Second, a local variable might be a closed-over local of a lambda or anonymous method. In this circumstance a local variable is not necessarily threadsafe. If the delegate is stored in shared memory then two threads can manipulate the local independently!
static class Foo
{
private static Func<int> f;
public static int Bar()
{
if (Foo.f == null)
{
int x = 0;
Foo.f = ()=>{ return x++; };
}
return Foo.f();
}
}
Here "Bar" has a local variable "x". If Bar is called on multiple threads, then first the threads race to determine who sets Foo.f. One of them wins. And from now on, calls to Bar on multiple threads all unsafely manipulate the same local variable x which was captured by the delegate created by the winning thread. Being a local variable is not a guarantee of thread safety.

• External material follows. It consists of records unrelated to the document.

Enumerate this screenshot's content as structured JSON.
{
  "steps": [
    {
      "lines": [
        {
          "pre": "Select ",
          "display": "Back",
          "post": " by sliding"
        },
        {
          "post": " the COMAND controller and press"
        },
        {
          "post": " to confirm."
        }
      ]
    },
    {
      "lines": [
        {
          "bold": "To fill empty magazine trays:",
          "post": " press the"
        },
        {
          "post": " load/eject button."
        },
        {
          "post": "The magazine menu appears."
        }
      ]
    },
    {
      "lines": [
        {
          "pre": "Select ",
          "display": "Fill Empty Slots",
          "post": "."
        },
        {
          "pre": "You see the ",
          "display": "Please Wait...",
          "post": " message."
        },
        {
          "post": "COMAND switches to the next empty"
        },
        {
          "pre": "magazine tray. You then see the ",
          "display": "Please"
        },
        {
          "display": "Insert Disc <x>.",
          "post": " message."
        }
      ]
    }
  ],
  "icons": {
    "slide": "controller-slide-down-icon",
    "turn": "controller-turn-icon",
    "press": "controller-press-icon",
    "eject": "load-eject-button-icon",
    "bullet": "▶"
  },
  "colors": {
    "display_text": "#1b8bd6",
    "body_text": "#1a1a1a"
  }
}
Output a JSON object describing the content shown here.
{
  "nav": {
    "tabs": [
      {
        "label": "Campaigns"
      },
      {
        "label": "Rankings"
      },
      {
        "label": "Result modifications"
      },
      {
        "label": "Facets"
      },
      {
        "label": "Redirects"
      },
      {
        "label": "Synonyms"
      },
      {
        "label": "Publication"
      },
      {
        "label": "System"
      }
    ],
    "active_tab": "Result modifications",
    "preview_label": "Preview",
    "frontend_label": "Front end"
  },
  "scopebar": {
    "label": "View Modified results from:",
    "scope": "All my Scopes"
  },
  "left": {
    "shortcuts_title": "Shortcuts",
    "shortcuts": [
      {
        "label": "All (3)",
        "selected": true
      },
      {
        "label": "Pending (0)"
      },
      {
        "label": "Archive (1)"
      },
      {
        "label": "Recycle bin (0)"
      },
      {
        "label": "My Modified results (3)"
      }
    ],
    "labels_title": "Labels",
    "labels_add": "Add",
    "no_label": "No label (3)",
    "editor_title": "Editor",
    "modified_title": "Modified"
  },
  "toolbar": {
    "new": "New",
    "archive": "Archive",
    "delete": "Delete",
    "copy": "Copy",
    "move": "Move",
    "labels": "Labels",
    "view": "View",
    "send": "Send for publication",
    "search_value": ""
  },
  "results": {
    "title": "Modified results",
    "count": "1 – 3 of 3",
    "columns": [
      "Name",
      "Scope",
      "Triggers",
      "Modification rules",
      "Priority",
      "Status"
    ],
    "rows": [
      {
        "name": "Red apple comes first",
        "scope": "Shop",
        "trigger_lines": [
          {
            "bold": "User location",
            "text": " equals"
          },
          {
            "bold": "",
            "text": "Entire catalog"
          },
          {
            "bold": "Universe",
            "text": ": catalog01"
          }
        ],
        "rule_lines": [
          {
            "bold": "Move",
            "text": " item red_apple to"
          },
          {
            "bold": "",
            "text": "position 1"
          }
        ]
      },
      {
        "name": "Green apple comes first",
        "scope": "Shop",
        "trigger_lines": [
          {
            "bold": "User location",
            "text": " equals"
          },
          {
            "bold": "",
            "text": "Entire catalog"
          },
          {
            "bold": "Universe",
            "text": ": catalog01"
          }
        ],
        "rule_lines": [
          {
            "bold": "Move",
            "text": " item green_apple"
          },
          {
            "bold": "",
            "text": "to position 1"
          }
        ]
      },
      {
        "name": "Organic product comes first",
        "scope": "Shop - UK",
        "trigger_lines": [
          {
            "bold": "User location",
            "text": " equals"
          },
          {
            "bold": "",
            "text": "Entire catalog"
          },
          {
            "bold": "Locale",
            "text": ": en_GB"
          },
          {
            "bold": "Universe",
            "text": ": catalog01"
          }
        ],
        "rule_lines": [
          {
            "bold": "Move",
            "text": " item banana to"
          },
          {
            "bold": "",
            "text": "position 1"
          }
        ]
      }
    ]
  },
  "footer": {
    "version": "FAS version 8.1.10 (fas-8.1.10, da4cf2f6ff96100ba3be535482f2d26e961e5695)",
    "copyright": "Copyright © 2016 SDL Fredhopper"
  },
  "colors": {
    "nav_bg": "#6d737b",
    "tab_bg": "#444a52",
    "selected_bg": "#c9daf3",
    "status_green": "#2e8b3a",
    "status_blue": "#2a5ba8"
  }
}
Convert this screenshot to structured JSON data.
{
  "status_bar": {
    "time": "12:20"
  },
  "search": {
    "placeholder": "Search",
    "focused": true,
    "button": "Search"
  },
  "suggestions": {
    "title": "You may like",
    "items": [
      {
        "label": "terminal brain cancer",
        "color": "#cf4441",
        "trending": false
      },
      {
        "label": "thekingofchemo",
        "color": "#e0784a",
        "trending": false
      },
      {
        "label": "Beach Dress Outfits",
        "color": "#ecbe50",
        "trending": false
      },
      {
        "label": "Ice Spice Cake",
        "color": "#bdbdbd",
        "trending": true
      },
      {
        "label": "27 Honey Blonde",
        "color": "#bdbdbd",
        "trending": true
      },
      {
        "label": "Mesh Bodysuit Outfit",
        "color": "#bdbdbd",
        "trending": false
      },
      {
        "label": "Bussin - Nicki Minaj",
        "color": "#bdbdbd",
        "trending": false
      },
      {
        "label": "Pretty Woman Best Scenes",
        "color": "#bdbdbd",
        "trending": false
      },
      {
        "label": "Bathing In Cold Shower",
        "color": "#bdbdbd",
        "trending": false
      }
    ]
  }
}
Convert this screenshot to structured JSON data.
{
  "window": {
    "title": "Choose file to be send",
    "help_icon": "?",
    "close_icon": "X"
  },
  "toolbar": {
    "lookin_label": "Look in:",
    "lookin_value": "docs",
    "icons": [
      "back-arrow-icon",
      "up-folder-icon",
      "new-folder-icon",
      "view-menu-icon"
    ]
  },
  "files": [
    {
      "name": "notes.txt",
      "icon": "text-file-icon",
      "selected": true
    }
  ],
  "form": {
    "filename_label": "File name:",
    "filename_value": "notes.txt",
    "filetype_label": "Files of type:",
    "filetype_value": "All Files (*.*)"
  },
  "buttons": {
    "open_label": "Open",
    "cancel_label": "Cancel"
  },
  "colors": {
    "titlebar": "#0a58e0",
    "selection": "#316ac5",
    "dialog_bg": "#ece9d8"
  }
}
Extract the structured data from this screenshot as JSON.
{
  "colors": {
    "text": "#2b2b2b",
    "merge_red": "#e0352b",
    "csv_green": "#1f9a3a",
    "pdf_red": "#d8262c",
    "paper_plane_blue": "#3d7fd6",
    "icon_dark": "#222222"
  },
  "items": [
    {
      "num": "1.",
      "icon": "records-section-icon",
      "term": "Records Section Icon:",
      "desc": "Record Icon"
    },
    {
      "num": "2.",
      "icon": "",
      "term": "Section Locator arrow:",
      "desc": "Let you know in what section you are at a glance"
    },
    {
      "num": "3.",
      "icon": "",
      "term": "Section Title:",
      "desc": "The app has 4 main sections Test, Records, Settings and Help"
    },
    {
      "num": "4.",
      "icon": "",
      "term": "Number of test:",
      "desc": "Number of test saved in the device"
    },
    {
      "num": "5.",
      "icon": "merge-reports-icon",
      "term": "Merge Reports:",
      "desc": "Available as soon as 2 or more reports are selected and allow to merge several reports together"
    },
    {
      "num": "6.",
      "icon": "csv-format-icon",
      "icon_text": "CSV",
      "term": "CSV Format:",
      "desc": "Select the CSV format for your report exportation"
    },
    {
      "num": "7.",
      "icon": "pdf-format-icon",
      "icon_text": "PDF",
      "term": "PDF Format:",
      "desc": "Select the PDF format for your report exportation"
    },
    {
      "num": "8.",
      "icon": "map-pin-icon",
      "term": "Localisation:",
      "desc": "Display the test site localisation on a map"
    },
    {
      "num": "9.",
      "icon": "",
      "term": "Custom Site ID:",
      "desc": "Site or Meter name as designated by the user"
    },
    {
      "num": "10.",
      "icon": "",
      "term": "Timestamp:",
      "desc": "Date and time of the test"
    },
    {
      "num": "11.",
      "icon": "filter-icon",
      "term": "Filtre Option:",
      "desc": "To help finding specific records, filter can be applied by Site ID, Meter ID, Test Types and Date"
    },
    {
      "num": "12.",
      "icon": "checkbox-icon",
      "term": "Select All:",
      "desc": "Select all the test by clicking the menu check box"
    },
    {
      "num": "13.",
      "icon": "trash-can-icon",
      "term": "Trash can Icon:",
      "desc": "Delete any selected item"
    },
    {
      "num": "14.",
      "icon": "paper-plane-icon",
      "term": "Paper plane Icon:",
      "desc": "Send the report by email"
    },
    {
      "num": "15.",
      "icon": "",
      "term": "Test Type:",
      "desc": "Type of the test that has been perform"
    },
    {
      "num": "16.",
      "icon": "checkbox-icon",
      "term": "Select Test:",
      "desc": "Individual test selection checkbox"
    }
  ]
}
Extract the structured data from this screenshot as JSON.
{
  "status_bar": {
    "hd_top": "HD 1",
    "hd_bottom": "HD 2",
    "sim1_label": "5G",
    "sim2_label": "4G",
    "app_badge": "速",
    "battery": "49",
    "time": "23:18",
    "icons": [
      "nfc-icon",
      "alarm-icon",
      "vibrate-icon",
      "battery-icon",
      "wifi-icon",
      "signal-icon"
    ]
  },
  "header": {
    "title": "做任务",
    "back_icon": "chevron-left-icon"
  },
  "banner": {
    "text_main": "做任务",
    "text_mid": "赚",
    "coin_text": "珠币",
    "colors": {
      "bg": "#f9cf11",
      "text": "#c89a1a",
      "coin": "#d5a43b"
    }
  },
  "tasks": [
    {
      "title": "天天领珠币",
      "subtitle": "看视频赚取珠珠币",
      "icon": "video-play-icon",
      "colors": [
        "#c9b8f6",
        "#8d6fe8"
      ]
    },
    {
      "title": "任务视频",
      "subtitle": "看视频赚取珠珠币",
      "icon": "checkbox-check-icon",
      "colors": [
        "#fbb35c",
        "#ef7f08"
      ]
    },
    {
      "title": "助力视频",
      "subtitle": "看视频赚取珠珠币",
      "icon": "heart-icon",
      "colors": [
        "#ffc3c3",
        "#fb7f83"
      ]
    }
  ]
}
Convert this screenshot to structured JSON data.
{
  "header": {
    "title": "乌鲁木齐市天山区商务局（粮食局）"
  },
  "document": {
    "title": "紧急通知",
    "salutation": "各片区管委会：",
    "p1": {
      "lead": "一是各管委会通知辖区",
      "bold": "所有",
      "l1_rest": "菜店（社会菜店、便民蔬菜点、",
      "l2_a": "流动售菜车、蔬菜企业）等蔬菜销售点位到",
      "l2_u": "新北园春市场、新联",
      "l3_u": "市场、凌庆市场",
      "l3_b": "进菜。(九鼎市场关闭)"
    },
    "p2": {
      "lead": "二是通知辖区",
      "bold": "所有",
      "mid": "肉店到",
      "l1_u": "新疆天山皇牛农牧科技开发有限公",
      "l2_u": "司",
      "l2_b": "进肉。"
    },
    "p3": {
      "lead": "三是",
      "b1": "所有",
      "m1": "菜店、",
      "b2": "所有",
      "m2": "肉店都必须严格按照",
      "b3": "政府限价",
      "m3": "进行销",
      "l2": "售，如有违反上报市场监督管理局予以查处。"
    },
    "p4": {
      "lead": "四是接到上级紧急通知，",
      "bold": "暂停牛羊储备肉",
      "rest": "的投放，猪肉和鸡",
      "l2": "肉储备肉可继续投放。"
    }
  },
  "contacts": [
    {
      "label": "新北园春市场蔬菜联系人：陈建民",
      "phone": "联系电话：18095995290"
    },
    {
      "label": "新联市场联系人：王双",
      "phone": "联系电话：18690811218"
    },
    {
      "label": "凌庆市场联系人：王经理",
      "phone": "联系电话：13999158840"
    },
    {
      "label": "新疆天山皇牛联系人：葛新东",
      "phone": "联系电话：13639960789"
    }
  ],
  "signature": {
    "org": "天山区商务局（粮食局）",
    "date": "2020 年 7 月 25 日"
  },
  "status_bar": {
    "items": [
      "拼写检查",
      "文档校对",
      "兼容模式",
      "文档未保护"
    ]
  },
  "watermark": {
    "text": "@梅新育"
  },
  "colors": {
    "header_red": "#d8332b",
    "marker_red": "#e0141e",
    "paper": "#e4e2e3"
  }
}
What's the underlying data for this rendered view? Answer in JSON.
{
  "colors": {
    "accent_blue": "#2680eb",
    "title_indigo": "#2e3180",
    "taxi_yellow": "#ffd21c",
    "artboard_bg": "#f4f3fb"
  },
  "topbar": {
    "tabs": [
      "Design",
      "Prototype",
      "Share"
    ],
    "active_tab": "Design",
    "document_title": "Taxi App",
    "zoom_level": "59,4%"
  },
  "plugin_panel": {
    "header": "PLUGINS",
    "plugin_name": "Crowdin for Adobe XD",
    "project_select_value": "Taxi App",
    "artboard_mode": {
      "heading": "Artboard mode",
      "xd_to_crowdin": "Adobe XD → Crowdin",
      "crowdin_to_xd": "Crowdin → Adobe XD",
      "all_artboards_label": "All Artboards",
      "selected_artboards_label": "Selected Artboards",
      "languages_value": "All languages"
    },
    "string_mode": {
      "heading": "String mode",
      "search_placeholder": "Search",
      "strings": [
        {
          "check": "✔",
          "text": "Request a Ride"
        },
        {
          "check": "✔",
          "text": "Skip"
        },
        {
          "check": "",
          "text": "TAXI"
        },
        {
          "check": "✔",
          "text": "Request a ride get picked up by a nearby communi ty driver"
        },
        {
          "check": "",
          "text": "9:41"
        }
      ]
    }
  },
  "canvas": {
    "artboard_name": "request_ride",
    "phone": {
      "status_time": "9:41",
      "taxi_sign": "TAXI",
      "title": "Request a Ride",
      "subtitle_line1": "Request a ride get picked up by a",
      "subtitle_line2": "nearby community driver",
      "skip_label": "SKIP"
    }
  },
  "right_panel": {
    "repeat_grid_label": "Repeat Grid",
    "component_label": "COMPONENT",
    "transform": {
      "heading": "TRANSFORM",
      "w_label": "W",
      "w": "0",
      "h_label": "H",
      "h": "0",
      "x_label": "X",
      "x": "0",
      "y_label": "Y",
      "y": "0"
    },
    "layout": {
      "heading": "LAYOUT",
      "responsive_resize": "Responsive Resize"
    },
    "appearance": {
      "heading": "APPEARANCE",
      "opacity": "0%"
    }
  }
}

Third, a local variable inside an iterator block has the same problem:
static class Foo
{
public static IEnumerable<int> f;
private static IEnumerable<int> Sequence()
{
int x = 0;
while(true) yield return x++;
}
public static Bar() { Foo.f = Sequence(); }
}
If someone calls Foo.Bar() and then accesses Foo.f from two different threads, again a single local variable x can be unsafely mutated on two different threads. (And of course the mechanisms which run the iterator logic are also not threadsafe.)
Fourth, in code that is marked as "unsafe" a local variable may be shared across threads by sharing a pointer to the local across threads. If you mark a block of code as "unsafe" then you are responsible for ensuring that the code is threadsafe if it needs to be. Don't turn off the safety system unless you know what you are doing.